China's gross domestic product grew a year-on-year 7.2 per cent in the first nine months of this year, off Beijing's target of 8.0 per cent this year and actual growth of 8.8 per cent in 1997.
Many economists have argued that in the face of the regional crisis, 7 per cent growth was not bad and that Beijing did not have to risk embarrassment by setting an overly ambitious target.
"Sheer growth is not the most important thing," Dong said in a telephone interview. "We should put more stress on the quality of economic growth."
The government should deepen ongoing economic and financial reforms to reduce industry overcapacity and ward off potentialrisks, he said.
Chinese officials have said China must maintain relatively high economic growth to absorb millions of surplus workers laid off by ailing state firms. But Dong disagreed.
"Economic growth generated by infrastructure investment could mainly help employ farmers rather than urban residents," he said.

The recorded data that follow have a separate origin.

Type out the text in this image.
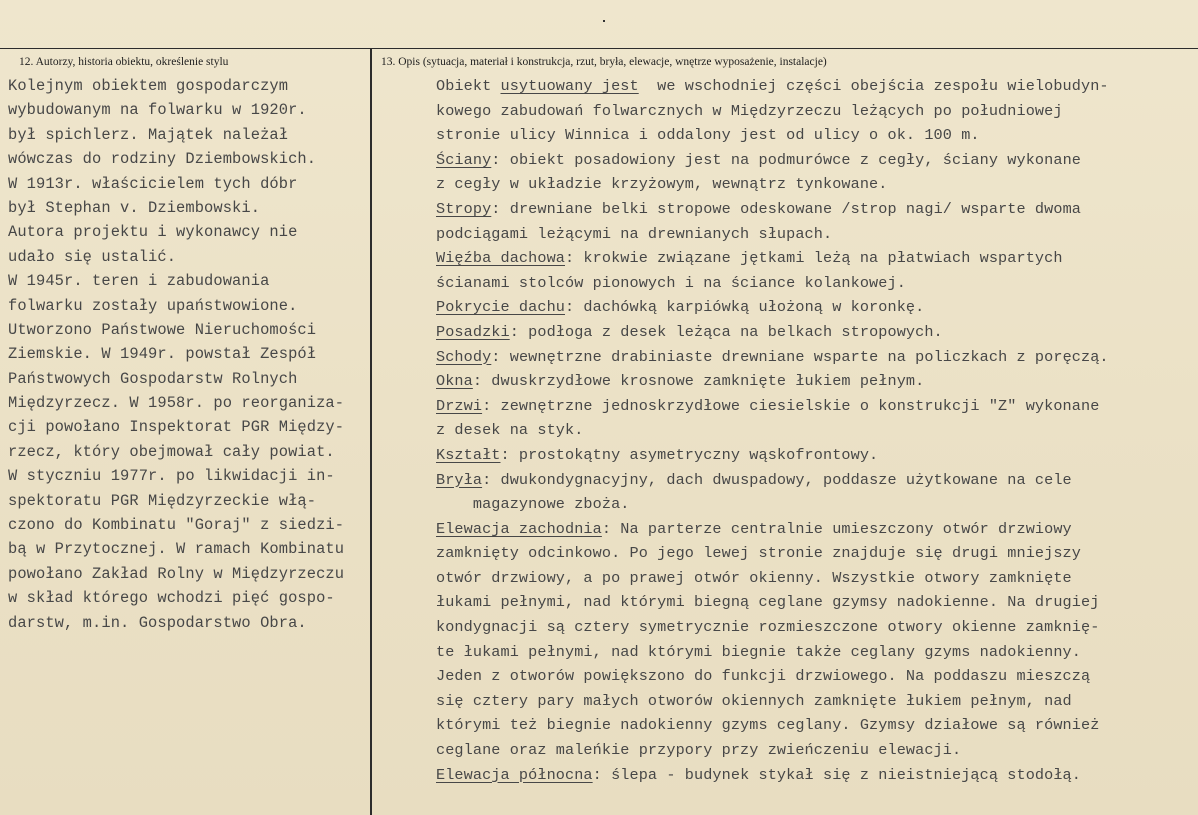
12. Autorzy, historia obiektu, określenie stylu	13. Opis (sytuacja, materiał i konstrukcja, rzut, bryła, elewacje, wnętrze wyposażenie, instalacje)
Kolejnym obiektem gospodarczym
wybudowanym na folwarku w 1920r.
był spichlerz. Majątek należał
wówczas do rodziny Dziembowskich.
W 1913r. właścicielem tych dóbr
był Stephan v. Dziembowski.
Autora projektu i wykonawcy nie
udało się ustalić.
W 1945r. teren i zabudowania
folwarku zostały upaństwowione.
Utworzono Państwowe Nieruchomości
Ziemskie. W 1949r. powstał Zespół
Państwowych Gospodarstw Rolnych
Międzyrzecz. W 1958r. po reorganiza-
cji powołano Inspektorat PGR Między-
rzecz, który obejmował cały powiat.
W styczniu 1977r. po likwidacji in-
spektoratu PGR Międzyrzeckie włą-
czono do Kombinatu "Goraj" z siedzi-
bą w Przytocznej. W ramach Kombinatu
powołano Zakład Rolny w Międzyrzeczu
w skład którego wchodzi pięć gospo-
darstw, m.in. Gospodarstwo Obra.
Obiekt usytuowany jest  we wschodniej części obejścia zespołu wielobudyn-
kowego zabudowań folwarcznych w Międzyrzeczu leżących po południowej
stronie ulicy Winnica i oddalony jest od ulicy o ok. 100 m.
Ściany: obiekt posadowiony jest na podmurówce z cegły, ściany wykonane
z cegły w układzie krzyżowym, wewnątrz tynkowane.
Stropy: drewniane belki stropowe odeskowane /strop nagi/ wsparte dwoma
podciągami leżącymi na drewnianych słupach.
Więźba dachowa: krokwie związane jętkami leżą na płatwiach wspartych
ścianami stolców pionowych i na ściance kolankowej.
Pokrycie dachu: dachówką karpiówką ułożoną w koronkę.
Posadzki: podłoga z desek leżąca na belkach stropowych.
Schody: wewnętrzne drabiniaste drewniane wsparte na policzkach z poręczą.
Okna: dwuskrzydłowe krosnowe zamknięte łukiem pełnym.
Drzwi: zewnętrzne jednoskrzydłowe ciesielskie o konstrukcji "Z" wykonane
z desek na styk.
Kształt: prostokątny asymetryczny wąskofrontowy.
Bryła: dwukondygnacyjny, dach dwuspadowy, poddasze użytkowane na cele
magazynowe zboża.
Elewacja zachodnia: Na parterze centralnie umieszczony otwór drzwiowy
zamknięty odcinkowo. Po jego lewej stronie znajduje się drugi mniejszy
otwór drzwiowy, a po prawej otwór okienny. Wszystkie otwory zamknięte
łukami pełnymi, nad którymi biegną ceglane gzymsy nadokienne. Na drugiej
kondygnacji są cztery symetrycznie rozmieszczone otwory okienne zamknię-
te łukami pełnymi, nad którymi biegnie także ceglany gzyms nadokienny.
Jeden z otworów powiększono do funkcji drzwiowego. Na poddaszu mieszczą
się cztery pary małych otworów okiennych zamknięte łukiem pełnym, nad
którymi też biegnie nadokienny gzyms ceglany. Gzymsy działowe są również
ceglane oraz maleńkie przypory przy zwieńczeniu elewacji.
Elewacja północna: ślepa - budynek stykał się z nieistniejącą stodołą.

Surplus farm labour often gravitates to highway and rail construction.
He estimated that an increase in China's GDP by one percentage fuelled by infrastructure spending could help create 890,000 new jobs, instead of 1.25 million forecast by some officials.
Beijing has kicked off a massive infrastructure investment plan this year aimed at stimulating the faltering economy.
The China Economic Times quoted a senior government economist as saying that China should set an 8 per cent economic growth target for 1999, unchanged from this year's.
"For China, 8 per cent is not a high growth rate," the newspaper quoted Liu Fuyuan, director of the Economic Research Institute under the StateDevelopment Planning Commission, as saying.
"Setting a growth target of 8 per cent next year and striving to achieve it will help meet the need of stabilising the economy and carrying on policies adopted in 1998," he was quoted as saying.
"If economic growth is lower than that rate, things will get harder," he said.
He warned that cutting the growth goal to 7 per cent would dampen people's confidence.
On Thursday, the Futures Daily quoted Chinese economists as calling on Beijing to scale down its economic growth goals next year amid the Asian financial crisis.
The newspaper quoted economists as saying that Beijing should set a slightly more modest target for next year of "guarantee seven, strive for eight".
Chinese officials have repeated a mantra of "guarantee eight" -- or eight per cent growth -- this year.